Basic step by step training guide is here. It is the same for all models inside Supervisely. Detailed information regarding training configs is here.
UNetV2 weights were initialized from the corresponding model from the Models list (UNetV2 with VGG weigths that was pretrained on ImageNet).
!!! hint "UnetV2 binary segmentation" For binary segmentation we prefer to use UNetV2 architecture because it works well for class imbalance problem like in this tutorial. This problem is partially solved with additional loss (Dice) we use during training. Also it is fast to train and produces accurate predictions.
Resulting model will be named UNetV2 isolator 10ep 1e-4. Project isolator_train is used for training.
Training configuration:
{
"lr": 0.0001,
"epochs": 10,
"val_every": 1,
"batch_size": {
"val": 6,
"train": 12
},
"input_size": {
"width": 256,
"height": 256
},
"gpu_devices": [
0
],
"data_workers": {
"val": 0,
"train": 3
},
"dataset_tags": {
"val": "val",
"train": "train"
},
"special_classes": {
"neutral": "neutral",
"background": "bg"
},
"weights_init_type": "transfer_learning"
}
Training takes ~ 10 minutes on a single GPU. Here is the loss chart during training:
Please, choose learning rate carefully. If the training is slow, just change it to 0.001 or higher.
After training the last model checkpoint is saved to "My models" list. We see from the training chart that the last checkpoint is the best in terms of loss and accuracy.
!!! hint "Monitor training charts and test various checkpoints" We recommend to carefully monitor training charts to prevent overfitting or underfitting. Especially it is very important when we use a small training dataset. In this case restoring checkpoints is a key component to successful research. You can find How to do it here.

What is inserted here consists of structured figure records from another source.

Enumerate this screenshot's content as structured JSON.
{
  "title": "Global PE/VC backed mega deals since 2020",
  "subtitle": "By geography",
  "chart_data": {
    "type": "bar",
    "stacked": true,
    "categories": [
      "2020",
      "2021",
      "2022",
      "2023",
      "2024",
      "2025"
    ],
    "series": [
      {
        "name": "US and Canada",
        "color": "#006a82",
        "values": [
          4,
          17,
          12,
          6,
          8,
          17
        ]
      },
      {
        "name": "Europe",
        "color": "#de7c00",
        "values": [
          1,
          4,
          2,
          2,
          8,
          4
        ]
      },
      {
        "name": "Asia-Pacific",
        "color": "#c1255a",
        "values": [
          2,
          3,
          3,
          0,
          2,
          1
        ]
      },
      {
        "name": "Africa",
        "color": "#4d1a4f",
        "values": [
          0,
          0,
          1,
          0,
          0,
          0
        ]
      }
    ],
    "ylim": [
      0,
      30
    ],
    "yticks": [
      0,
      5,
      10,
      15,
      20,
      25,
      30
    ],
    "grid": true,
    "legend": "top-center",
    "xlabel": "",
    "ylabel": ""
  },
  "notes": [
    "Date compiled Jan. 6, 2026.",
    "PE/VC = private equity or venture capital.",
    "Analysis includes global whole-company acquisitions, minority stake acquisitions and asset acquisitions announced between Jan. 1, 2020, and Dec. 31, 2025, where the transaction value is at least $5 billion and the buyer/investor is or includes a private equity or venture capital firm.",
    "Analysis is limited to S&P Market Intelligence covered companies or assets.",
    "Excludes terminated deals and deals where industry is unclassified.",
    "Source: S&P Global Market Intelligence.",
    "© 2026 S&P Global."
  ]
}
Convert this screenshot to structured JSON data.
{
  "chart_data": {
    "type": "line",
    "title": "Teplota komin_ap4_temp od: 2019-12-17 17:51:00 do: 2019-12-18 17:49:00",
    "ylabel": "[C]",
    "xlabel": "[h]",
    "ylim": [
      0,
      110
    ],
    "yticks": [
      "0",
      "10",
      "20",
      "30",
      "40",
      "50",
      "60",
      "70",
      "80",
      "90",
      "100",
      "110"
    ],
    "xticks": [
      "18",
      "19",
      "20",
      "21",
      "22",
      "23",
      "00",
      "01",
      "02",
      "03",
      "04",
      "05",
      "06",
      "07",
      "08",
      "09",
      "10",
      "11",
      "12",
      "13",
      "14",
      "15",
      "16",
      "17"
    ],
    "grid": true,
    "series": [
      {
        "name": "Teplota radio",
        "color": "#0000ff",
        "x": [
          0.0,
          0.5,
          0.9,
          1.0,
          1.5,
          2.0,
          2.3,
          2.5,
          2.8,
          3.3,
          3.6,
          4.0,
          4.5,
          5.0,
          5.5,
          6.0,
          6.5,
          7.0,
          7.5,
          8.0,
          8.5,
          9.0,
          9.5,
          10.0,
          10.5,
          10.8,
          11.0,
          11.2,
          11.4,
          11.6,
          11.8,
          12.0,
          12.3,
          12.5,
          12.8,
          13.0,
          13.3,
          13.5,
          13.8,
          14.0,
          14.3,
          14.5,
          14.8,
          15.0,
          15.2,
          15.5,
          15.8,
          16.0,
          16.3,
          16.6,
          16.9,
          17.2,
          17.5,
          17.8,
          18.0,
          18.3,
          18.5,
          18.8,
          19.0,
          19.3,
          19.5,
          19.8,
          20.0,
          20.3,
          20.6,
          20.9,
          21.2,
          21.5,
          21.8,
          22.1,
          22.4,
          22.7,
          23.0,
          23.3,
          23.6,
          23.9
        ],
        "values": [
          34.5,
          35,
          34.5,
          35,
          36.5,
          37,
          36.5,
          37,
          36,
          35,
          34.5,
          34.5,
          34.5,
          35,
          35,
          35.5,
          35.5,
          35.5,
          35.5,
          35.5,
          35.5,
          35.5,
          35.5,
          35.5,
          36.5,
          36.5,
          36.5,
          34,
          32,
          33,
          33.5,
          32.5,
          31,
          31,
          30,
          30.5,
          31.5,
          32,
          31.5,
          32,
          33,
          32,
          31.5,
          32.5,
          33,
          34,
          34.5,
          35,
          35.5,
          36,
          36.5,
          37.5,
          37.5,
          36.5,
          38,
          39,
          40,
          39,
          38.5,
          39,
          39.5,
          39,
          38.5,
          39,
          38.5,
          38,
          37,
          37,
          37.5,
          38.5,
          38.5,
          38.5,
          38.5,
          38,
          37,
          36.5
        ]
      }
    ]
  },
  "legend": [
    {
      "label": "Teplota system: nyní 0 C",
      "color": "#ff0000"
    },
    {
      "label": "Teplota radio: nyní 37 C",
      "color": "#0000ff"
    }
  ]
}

Step 3. Apply NN to test images.

Basic step by step inference guide is here. It is the same for all models inside Supervisely. Detailed information regarding inference configs is here.
We apply the model UNetV2 isolator 10ep 1e-4 to test images. Th resulting project with neural network predictions will be saved as inf_powerlines_test_01.
The inference configuration we used:
{
"mode": {
"save": false,
"source": "sliding_window",
"window": {
"width": 512,
"height": 512
},
"min_overlap": {
"x": 128,
"y": 128
}
},
"gpu_devices": [
0
],
"model_classes": {
"add_suffix": "_unet",
"save_classes": [
"Isolator"
]
},
"existing_objects": {
"add_suffix": "",
"save_classes": []
}
}
What did we do? We applied inference in sliding window mode with big overlap (128 px).
Also we defined "save_classes": [ "Isolator" ] just to automatically drop background object after inference.
As you can see we trained neural network on the resolution 256 X 256. But here the size of sliding window is 512 X 512. It means that before feeding sliding window images to neural network they will be resized from 512 X 512 to 256 X 256. In our experiments it produces nice results. But we strongly recommend to play with this parameter.
Here is the illustration of all sliding windows we used:
Here are a few examples of predictions. They look cool 😉

Conclusion

The entire research took about 30 minutes without haste. It means that research team can be more efficient, all experiments will be trackable and reproducible.